Thinking back to the Secret Service grilling I experienced a year ago, there are some things I would have done differently.

The column I did a year ago was written on fresh, raw emotion. The incident had only happened a couple hours before. That being the case, I’m surprised, when reading it back, that a hotter temper isn’t present. It’s an almost cold assessment of what it’s like to be grilled by the U.S. Secret Service.

Normally, after an experience like that, the temper flares during the still-fresh replay. Then, after a year of hindsight, a stoic, cooler view emerges.

This time, it’s the opposite.

I think I was too kind to the Secret Service in that first column. I was, after all, doing nothing wrong. I behaved no differently than most tourists when walking by the White House as Marine One is about to take off. The human thing to do is stare, wait to see the lift off and take a picture or two.

They questioned me like a common thug, accusing me of being a terrorist on a surveillance mission. Had they done a background check from the very beginning, they would have seen a clean record. Three months earlier, my family and I had been thoroughly checked out by the Secret Service so we could take a private tour of the West Wing.

We were allowed to walk out to the Rose Garden and peer inside the Oval Office. We even got a quick peek into the Situation Room. Now I was being accused of terrorist activity.

Yeah, I should have talked back a little more.

Let’s look at what they said and how I responded, as reflected in the original column. I’ll italicize the old parts and then insert what I should have said — and would probably say today.

I showed him the photos I shot on my BlackBerry. He didn’t like that there was only one shot of the White House and several of Marine One. A history buff taking only one shot of the White House and several of something (the chopper) that isn’t a piece of history?

I noted that it’s not every day you get to see it land and take off. “You can Google it,” he said. “Yeah, but it’s different when it’s happening right there in front of you,” I said. “No it isn’t,” he shot back.
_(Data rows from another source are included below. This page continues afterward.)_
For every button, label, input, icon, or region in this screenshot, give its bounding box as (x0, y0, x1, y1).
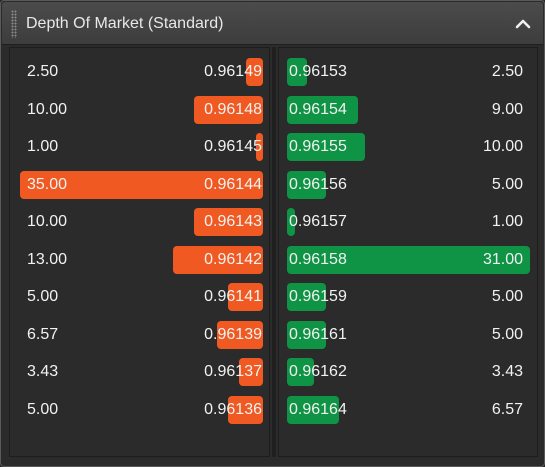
ask-volume: 10.00 (482, 138, 523, 155)
ask-price: 0.96157 (289, 213, 347, 230)
ask-volume-bar (287, 283, 326, 311)
ask-row[interactable]: 0.96155 10.00 (287, 133, 530, 161)
ask-price: 0.96156 (289, 175, 347, 193)
panel-divider (272, 47, 276, 457)
ask-row[interactable]: 0.96154 9.00 (287, 95, 530, 124)
ask-volume-bar (287, 133, 365, 161)
ask-volume: 9.00 (491, 100, 523, 118)
bid-row[interactable]: 6.57 0.96139 (18, 320, 263, 349)
widget-title: Depth Of Market (Standard) (26, 15, 224, 32)
bid-volume-bar (256, 133, 263, 161)
ask-volume: 6.57 (491, 400, 523, 418)
bid-row[interactable]: 5.00 0.96136 (18, 395, 263, 424)
ask-volume-bar (287, 95, 358, 124)
bid-price: 0.96139 (204, 325, 262, 343)
bid-row[interactable]: 35.00 0.96144 (18, 170, 263, 199)
bid-volume: 2.50 (27, 63, 59, 80)
bid-volume: 10.00 (27, 100, 68, 118)
ask-volume: 5.00 (491, 175, 523, 193)
ask-price: 0.96159 (289, 288, 347, 305)
bid-volume: 1.00 (27, 138, 59, 155)
bid-row[interactable]: 5.00 0.96141 (18, 283, 263, 311)
bid-volume: 35.00 (27, 175, 68, 193)
ask-row[interactable]: 0.96156 5.00 (287, 170, 530, 199)
bid-volume-bar (217, 320, 263, 349)
bid-volume: 13.00 (27, 250, 68, 268)
bid-price: 0.96144 (204, 175, 262, 193)
ask-price: 0.96162 (289, 363, 347, 380)
bid-volume: 6.57 (27, 325, 59, 343)
bid-volume-bar (194, 95, 263, 124)
ask-volume: 5.00 (491, 288, 523, 305)
chevron-up-icon-graphic (515, 19, 531, 29)
ask-volume-bar (287, 58, 307, 86)
bid-volume-bar (173, 245, 263, 274)
bid-volume-bar (194, 208, 263, 236)
ask-volume-bar (287, 245, 530, 274)
ask-volume-bar (287, 320, 326, 349)
ask-row[interactable]: 0.96153 2.50 (287, 58, 530, 86)
bid-row[interactable]: 13.00 0.96142 (18, 245, 263, 274)
bid-volume-bar (228, 283, 263, 311)
bid-price: 0.96145 (204, 138, 262, 155)
ask-price: 0.96154 (289, 100, 347, 118)
ask-price: 0.96153 (289, 63, 347, 80)
ask-row[interactable]: 0.96158 31.00 (287, 245, 530, 274)
bid-price: 0.96148 (204, 100, 262, 118)
bid-price: 0.96142 (204, 250, 262, 268)
ask-volume: 1.00 (491, 213, 523, 230)
bid-volume: 5.00 (27, 288, 59, 305)
bid-volume: 3.43 (27, 363, 59, 380)
drag-handle-icon[interactable] (11, 10, 17, 38)
bid-price: 0.96141 (204, 288, 262, 305)
bid-price: 0.96143 (204, 213, 262, 230)
ask-price: 0.96155 (289, 138, 347, 155)
widget-header[interactable]: Depth Of Market (Standard) (2, 2, 543, 45)
bid-row[interactable]: 3.43 0.96137 (18, 358, 263, 386)
ask-volume-bar (287, 170, 326, 199)
bid-side-panel: 2.50 0.96149 10.00 0.96148 1.00 0.96145 35.00 0… (9, 47, 270, 457)
bid-volume: 10.00 (27, 213, 68, 230)
ask-row[interactable]: 0.96162 3.43 (287, 358, 530, 386)
ask-volume: 31.00 (482, 250, 523, 268)
bid-row[interactable]: 1.00 0.96145 (18, 133, 263, 161)
ask-row[interactable]: 0.96159 5.00 (287, 283, 530, 311)
bid-volume-bar (228, 395, 263, 424)
bid-price: 0.96149 (204, 63, 262, 80)
bid-volume-bar (20, 170, 263, 199)
ask-price: 0.96158 (289, 250, 347, 268)
bid-volume: 5.00 (27, 400, 59, 418)
bid-row[interactable]: 10.00 0.96148 (18, 95, 263, 124)
ask-volume: 5.00 (491, 325, 523, 343)
ask-volume: 3.43 (491, 363, 523, 380)
ask-row[interactable]: 0.96157 1.00 (287, 208, 530, 236)
bid-price: 0.96136 (204, 400, 262, 418)
ask-volume-bar (287, 358, 314, 386)
ask-volume: 2.50 (491, 63, 523, 80)
ask-volume-bar (287, 208, 295, 236)
bid-row[interactable]: 2.50 0.96149 (18, 58, 263, 86)
ask-row[interactable]: 0.96161 5.00 (287, 320, 530, 349)
bid-volume-bar (239, 358, 263, 386)
chevron-up-icon[interactable] (511, 12, 535, 36)
bid-volume-bar (246, 58, 263, 86)
ask-side-panel: 0.96153 2.50 0.96154 9.00 0.96155 10.00 0.9615… (278, 47, 538, 457)
ask-price: 0.96161 (289, 325, 347, 343)
ask-price: 0.96164 (289, 400, 347, 418)
bid-price: 0.96137 (204, 363, 262, 380)
bid-row[interactable]: 10.00 0.96143 (18, 208, 263, 236)
ask-volume-bar (287, 395, 339, 424)
ask-row[interactable]: 0.96164 6.57 (287, 395, 530, 424)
What I should have said: “My taxes pay for that chopper. If it’s taking off right in front of me, I should be able to take a picture. Countless tourists do it all the time without incident and I don’t see how this is different.”

“Why did you go into the Starbucks?” he asked.

What I should have said: Because it’s a free country.

The officers wanted to know who I had been talking to or texting on my BlackBerry that morning

What I should have said: Why don’t you call the numbers and find out?

Now, there are some things I don’t take back.

I still think these guys were just doing their jobs. It was a hectic, hot day in D.C. and the White House was swarming with activity. If they let one bad guy get by them and the bad guy does something stupid later on, that’s all that will matter in the eyes of their superiors.

One innocent guy getting hassled for 20 minutes wouldn’t rate a blip on their radar.

I still appreciate the job they do overall.

But as an innocent man, I should have made them work a little harder. Maybe they would have hauled me in and thrown me in a cell for two hours. Despite the visions of work swirling in my head that morning, I had nothing to do that couldn’t wait.

Ah, well.

It’s easy to say what you would have or should have said after the fact. What’s done is done.

I’ll tell you this, though: Next time I’m in Washington, the first thing I’m going to do is walk by the White House. And I’ll stand there as long as I want to.

Because, contrary to what these guys think, it’s my house, too.